It is worth discussing the poor performance of GA in this subsection. The rate of crossover and mutation are two specific tuning parameters in GA, dependent on the empirical value for particular problems. This is the reason why GA failed to provide good results for all the datasets. In the contrast, SOS uses only the two parameters of maximum evaluation number and population size, so it avoids the risk of compromised performance due to improper parameter tuning and enhances performance stability. Easy to fall into local optimal and low efficiency in the latter of search period are the other two reasons for the poor performance of GA. Another finding in the results is the good performances of BBO and MVO which are benefit from the mechanism for significant abrupt movements in the search space.

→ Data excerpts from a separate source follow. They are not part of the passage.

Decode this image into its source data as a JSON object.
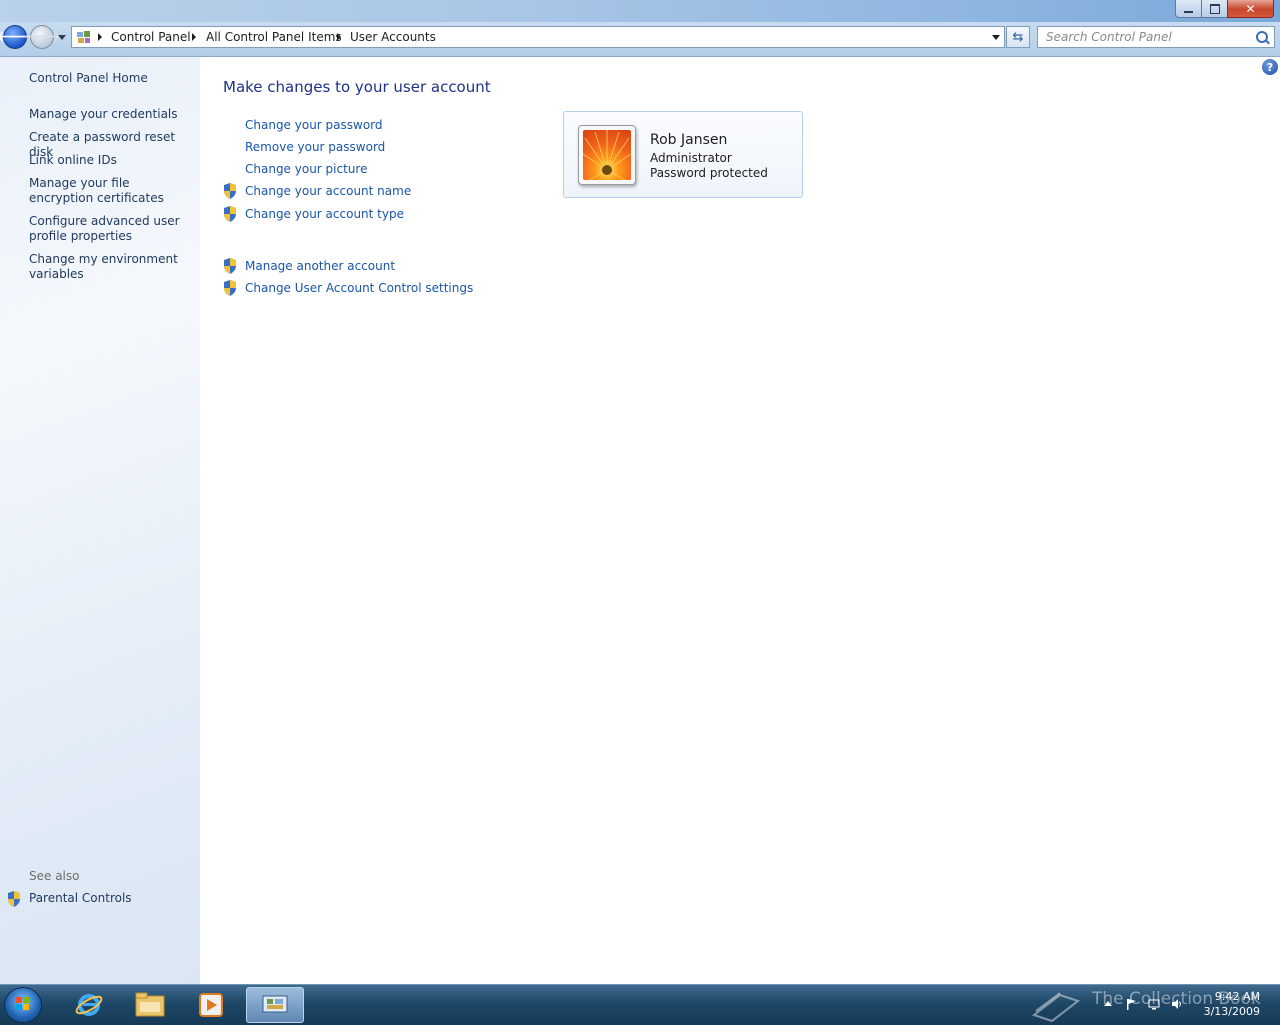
{
  "breadcrumb": [
    "Control Panel",
    "All Control Panel Items",
    "User Accounts"
  ],
  "search": {
    "placeholder": "Search Control Panel"
  },
  "left_pane": {
    "home": "Control Panel Home",
    "links": [
      "Manage your credentials",
      "Create a password reset disk",
      "Link online IDs",
      "Manage your file encryption certificates",
      "Configure advanced user profile properties",
      "Change my environment variables"
    ],
    "see_also_label": "See also",
    "see_also_link": "Parental Controls"
  },
  "main": {
    "title": "Make changes to your user account",
    "tasks": [
      {
        "label": "Change your password",
        "shield": false
      },
      {
        "label": "Remove your password",
        "shield": false
      },
      {
        "label": "Change your picture",
        "shield": false
      },
      {
        "label": "Change your account name",
        "shield": true
      },
      {
        "label": "Change your account type",
        "shield": true
      }
    ],
    "other_tasks": [
      {
        "label": "Manage another account",
        "shield": true
      },
      {
        "label": "Change User Account Control settings",
        "shield": true
      }
    ]
  },
  "user": {
    "name": "Rob Jansen",
    "role": "Administrator",
    "status": "Password protected"
  },
  "taskbar": {
    "time": "9:42 AM",
    "date": "3/13/2009",
    "watermark": "The Collection Book"
  },
  "colors": {
    "link": "#1a56a8",
    "title": "#1e3287",
    "left_pane_bg": "#e3ecf7",
    "taskbar": "#1f4766"
  }
}
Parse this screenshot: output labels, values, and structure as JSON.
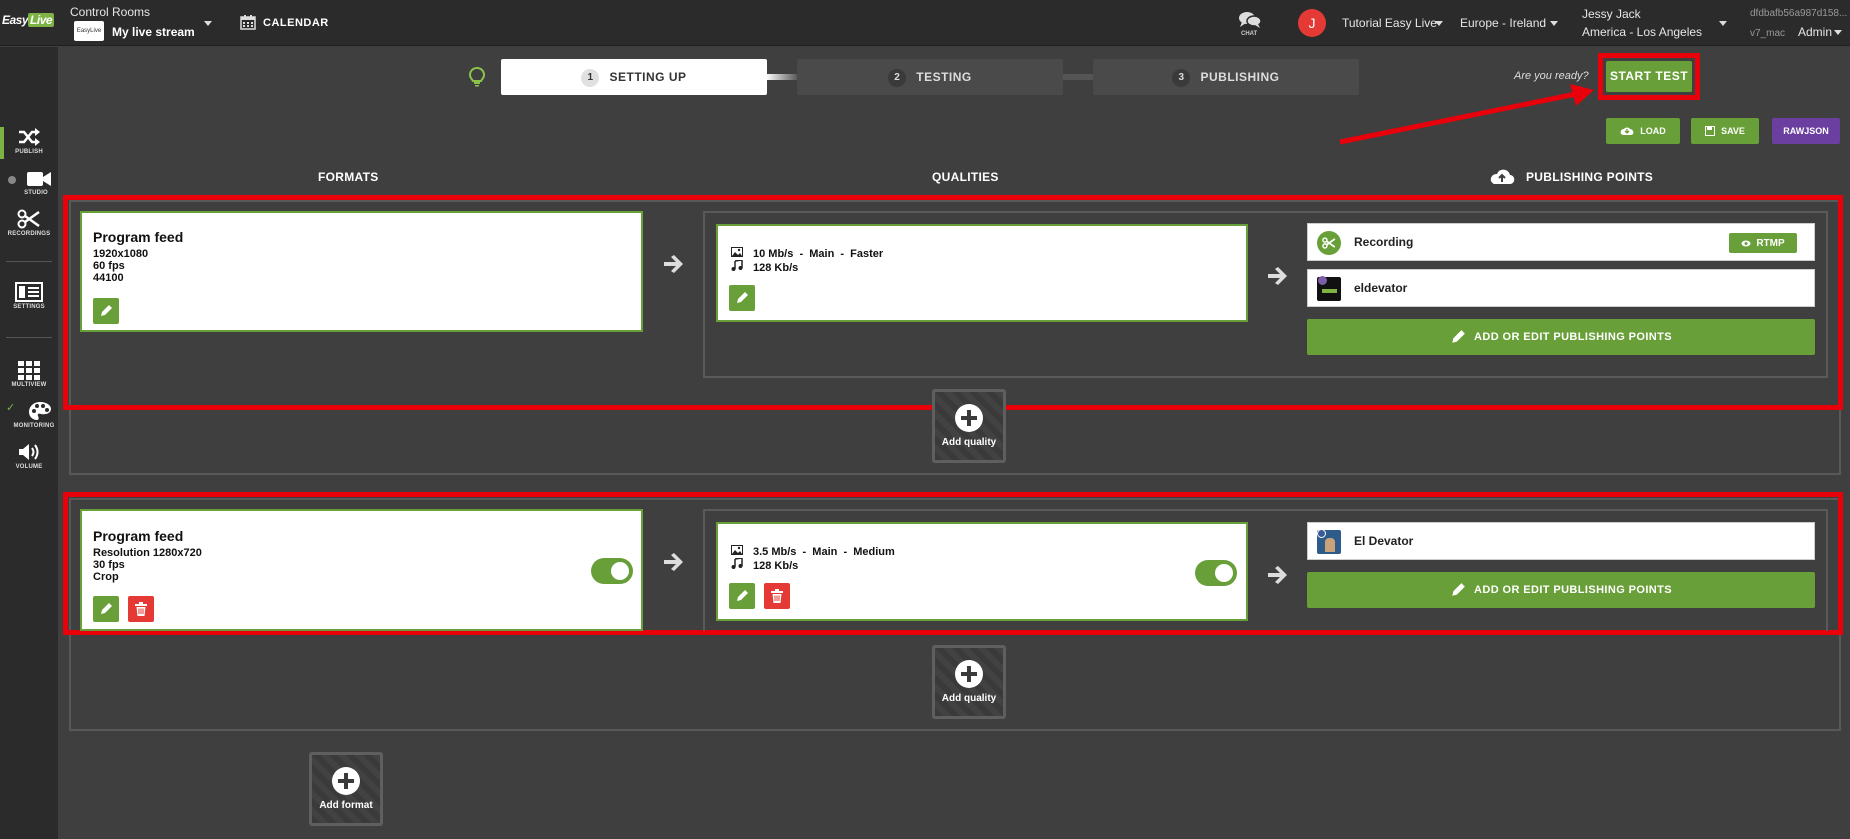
{
  "topbar": {
    "logo_text": "Easy",
    "logo_live": "Live",
    "control_rooms_label": "Control Rooms",
    "stream_thumb_text": "EasyLive",
    "stream_name": "My live stream",
    "calendar_label": "CALENDAR",
    "chat_label": "CHAT",
    "avatar_initial": "J",
    "workspace": "Tutorial Easy Live",
    "region": "Europe - Ireland",
    "user_name": "Jessy Jack",
    "user_timezone": "America - Los Angeles",
    "session_id": "dfdbafb56a987d158...",
    "version": "v7_mac",
    "role": "Admin"
  },
  "sidebar": {
    "items": [
      {
        "label": "PUBLISH",
        "icon": "shuffle-icon"
      },
      {
        "label": "STUDIO",
        "icon": "video-camera-icon"
      },
      {
        "label": "RECORDINGS",
        "icon": "scissors-icon"
      },
      {
        "label": "SETTINGS",
        "icon": "settings-panel-icon"
      },
      {
        "label": "MULTIVIEW",
        "icon": "grid-icon"
      },
      {
        "label": "MONITORING",
        "icon": "palette-icon"
      },
      {
        "label": "VOLUME",
        "icon": "speaker-icon"
      }
    ]
  },
  "steps": [
    {
      "num": "1",
      "label": "SETTING UP"
    },
    {
      "num": "2",
      "label": "TESTING"
    },
    {
      "num": "3",
      "label": "PUBLISHING"
    }
  ],
  "ready_text": "Are you ready?",
  "start_test_label": "START TEST",
  "toolbar": {
    "load_label": "LOAD",
    "save_label": "SAVE",
    "rawjson_label": "RAWJSON"
  },
  "columns": {
    "formats": "FORMATS",
    "qualities": "QUALITIES",
    "publishing_points": "PUBLISHING POINTS"
  },
  "formats": [
    {
      "title": "Program feed",
      "lines": [
        "1920x1080",
        "60 fps",
        "44100"
      ],
      "quality": {
        "video": "10 Mb/s  -  Main  -  Faster",
        "audio": "128 Kb/s"
      },
      "publishing_points": [
        {
          "name": "Recording",
          "badge": "RTMP"
        },
        {
          "name": "eldevator"
        }
      ],
      "add_pp_label": "ADD OR EDIT PUBLISHING POINTS",
      "add_quality_label": "Add quality"
    },
    {
      "title": "Program feed",
      "lines": [
        "Resolution 1280x720",
        "30 fps",
        "Crop"
      ],
      "quality": {
        "video": "3.5 Mb/s  -  Main  -  Medium",
        "audio": "128 Kb/s"
      },
      "publishing_points": [
        {
          "name": "El Devator"
        }
      ],
      "add_pp_label": "ADD OR EDIT PUBLISHING POINTS",
      "add_quality_label": "Add quality"
    }
  ],
  "add_format_label": "Add format",
  "colors": {
    "accent_green": "#689f38",
    "highlight_red": "#e8000b",
    "purple": "#6a3fa0",
    "background": "#3f3f3f"
  }
}
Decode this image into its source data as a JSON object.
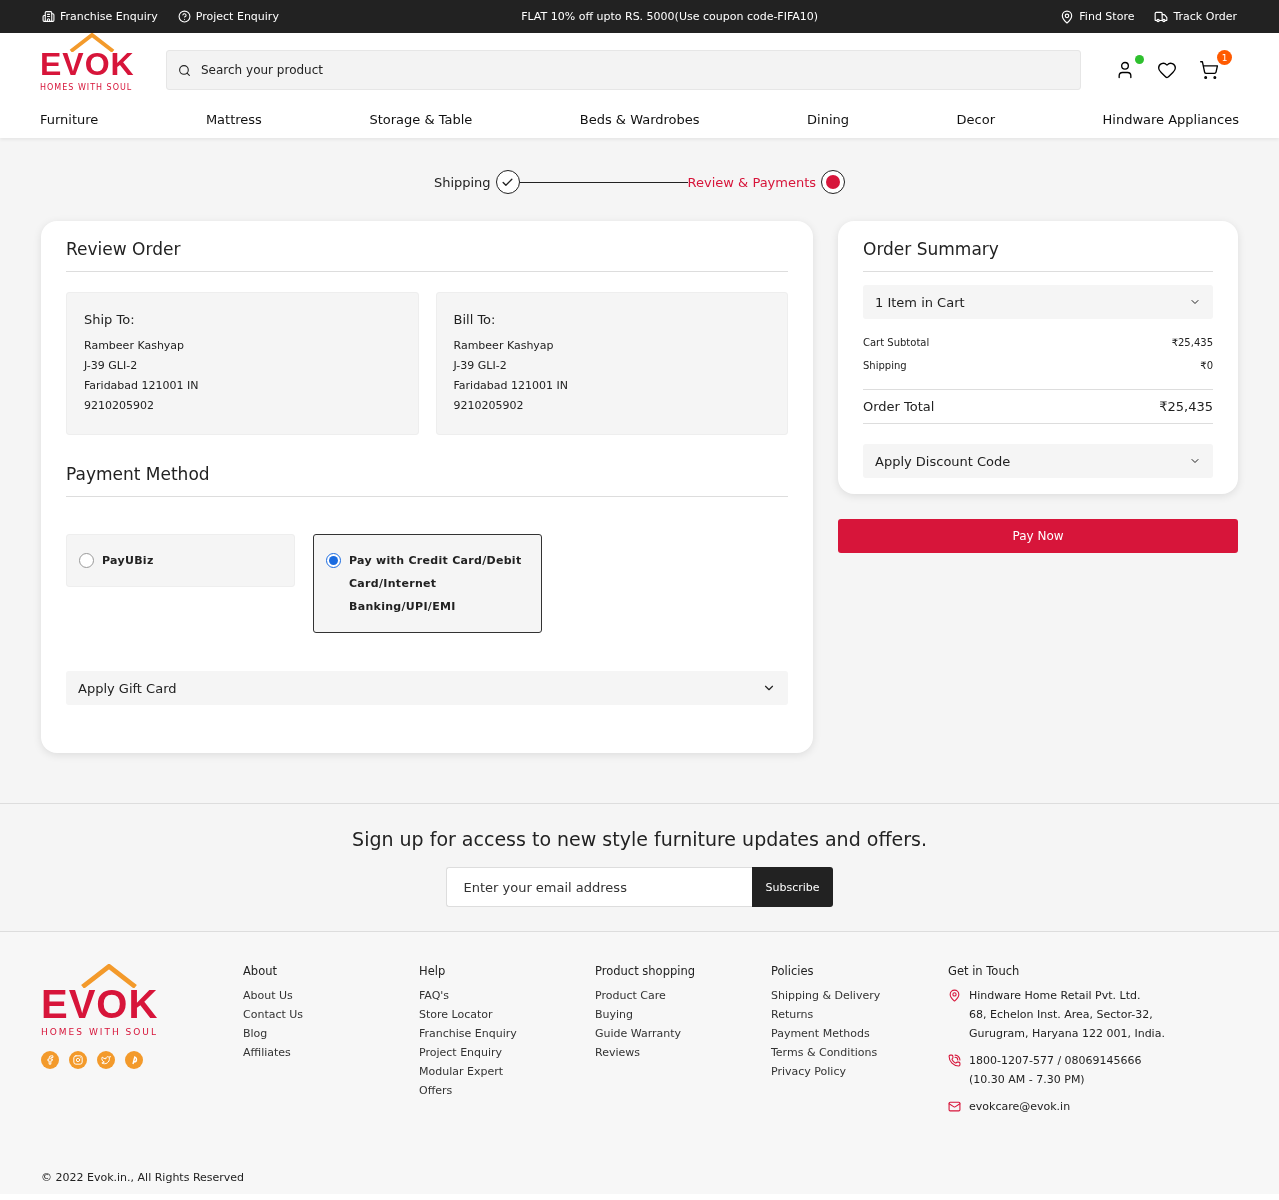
{
  "top_bar": {
    "left_links": [
      "Franchise Enquiry",
      "Project Enquiry"
    ],
    "promo": "FLAT 10% off upto RS. 5000(Use coupon code-FIFA10)",
    "right_links": [
      "Find Store",
      "Track Order"
    ]
  },
  "header": {
    "logo": {
      "name": "EVOK",
      "tagline": "HOMES WITH SOUL"
    },
    "search": {
      "placeholder": "Search your product"
    },
    "account_online": true,
    "cart_count": "1"
  },
  "nav": [
    "Furniture",
    "Mattress",
    "Storage & Table",
    "Beds & Wardrobes",
    "Dining",
    "Decor",
    "Hindware Appliances"
  ],
  "steps": [
    {
      "label": "Shipping",
      "done": true,
      "current": false
    },
    {
      "label": "Review & Payments",
      "done": false,
      "current": true
    }
  ],
  "review": {
    "title": "Review Order",
    "addresses": [
      {
        "title": "Ship To:",
        "lines": [
          "Rambeer Kashyap",
          "J-39 GLI-2",
          "Faridabad 121001 IN",
          "9210205902"
        ]
      },
      {
        "title": "Bill To:",
        "lines": [
          "Rambeer Kashyap",
          "J-39 GLI-2",
          "Faridabad 121001 IN",
          "9210205902"
        ]
      }
    ],
    "payment_title": "Payment Method",
    "payment_options": [
      {
        "label": "PayUBiz",
        "selected": false
      },
      {
        "label": "Pay with Credit Card/Debit Card/Internet Banking/UPI/EMI",
        "selected": true
      }
    ],
    "gift_card": {
      "label": "Apply Gift Card",
      "expanded": false
    }
  },
  "summary": {
    "title": "Order Summary",
    "cart_toggle": {
      "label": "1 Item in Cart",
      "expanded": false
    },
    "rows": [
      {
        "label": "Cart Subtotal",
        "value": "₹25,435"
      },
      {
        "label": "Shipping",
        "value": "₹0"
      }
    ],
    "total": {
      "label": "Order Total",
      "value": "₹25,435"
    },
    "discount": {
      "label": "Apply Discount Code",
      "expanded": false
    },
    "pay_button": "Pay Now"
  },
  "signup": {
    "title": "Sign up for access to new style furniture updates and offers.",
    "placeholder": "Enter your email address",
    "button": "Subscribe"
  },
  "footer": {
    "logo": {
      "name": "EVOK",
      "tagline": "HOMES WITH SOUL"
    },
    "columns": [
      {
        "title": "About",
        "links": [
          "About Us",
          "Contact Us",
          "Blog",
          "Affiliates"
        ]
      },
      {
        "title": "Help",
        "links": [
          "FAQ's",
          "Store Locator",
          "Franchise Enquiry",
          "Project Enquiry",
          "Modular Expert",
          "Offers"
        ]
      },
      {
        "title": "Product shopping",
        "links": [
          "Product Care",
          "Buying",
          "Guide Warranty",
          "Reviews"
        ]
      },
      {
        "title": "Policies",
        "links": [
          "Shipping & Delivery",
          "Returns",
          "Payment Methods",
          "Terms & Conditions",
          "Privacy Policy"
        ]
      }
    ],
    "contact": {
      "title": "Get in Touch",
      "items": [
        {
          "kind": "address",
          "lines": [
            "Hindware Home Retail Pvt. Ltd.",
            "68, Echelon Inst. Area, Sector-32,",
            "Gurugram, Haryana 122 001, India."
          ]
        },
        {
          "kind": "phone",
          "lines": [
            "1800-1207-577 / 08069145666",
            "(10.30 AM - 7.30 PM)"
          ]
        },
        {
          "kind": "email",
          "lines": [
            "evokcare@evok.in"
          ]
        }
      ]
    },
    "copyright": "© 2022 Evok.in., All Rights Reserved"
  }
}
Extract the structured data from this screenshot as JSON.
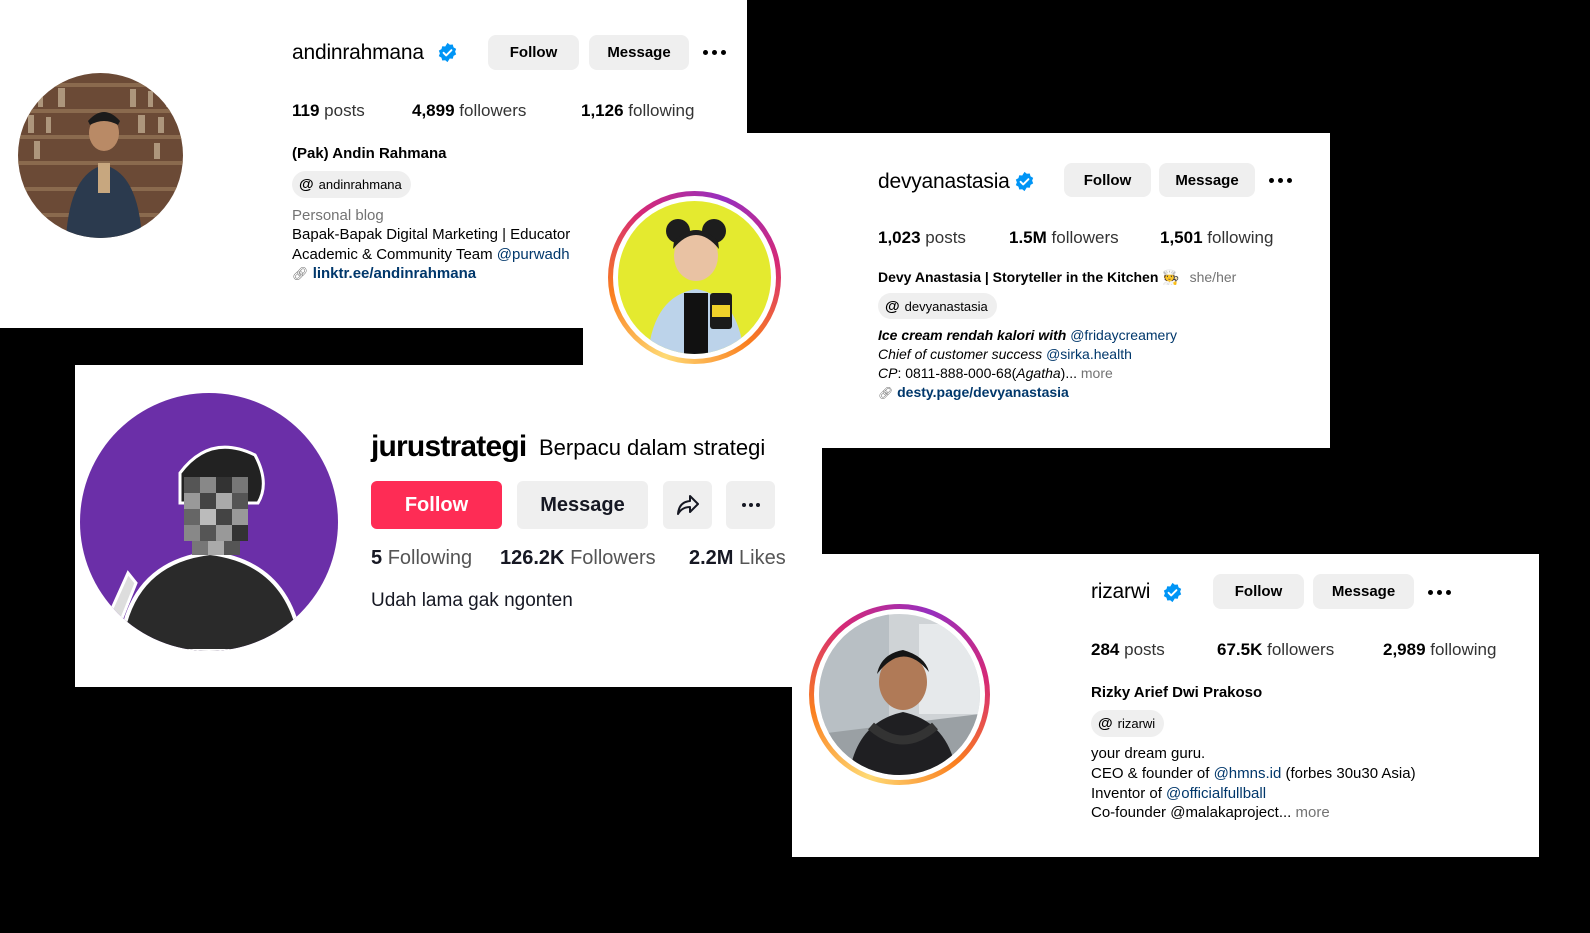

The reason for the high classification rate provided by SOS is that this algorithm is equipped with adaptive three phases to smoothly balance exploration and exploitation. The first two phases are devoted to exploration and the rest to exploitation. And the three phases are simple to operate with only simple mathematical operations to code. In addition, SOS uses greedy selection at the end of each phase to select whether to retain the old or modified solution. Consequently, there are always guiding search agents to the most promising regions of the search space.
6. Conclusions
In this paper, the recently proposed SOS algorithm was employed for the first time as a FNN trainer. The high level of exploration and exploitation of this algorithm were the motivation for this study. The problem of training a FNN was first formulated for the SOS algorithm. This algorithm was then employed to optimize the weights and biases of FNNs so as to get high classification accuracy. The obtained results of eight datasets with different characteristic show that the proposed approach is efficient to train FNNs compared to other training methods that have been used in the literatures: CS, PSO, GA, MVO, GSA, and BBO. The results of MSE over 20 runs show that the proposed approach performs best in terms of convergence rate and is robust since the variances are relatively small. Furthermore, by comparing the classification accuracy of the testing datasets, using the optimal weights and biases, SOS has advantage over the other algorithms employed. In addition, the significance of the results is statistically confirmed by using Wilcoxon's rank sum test, which demonstrates that the results have not occurred by coincidence. It can be concluded that SOS is suitable for being used as a training method for FNNs.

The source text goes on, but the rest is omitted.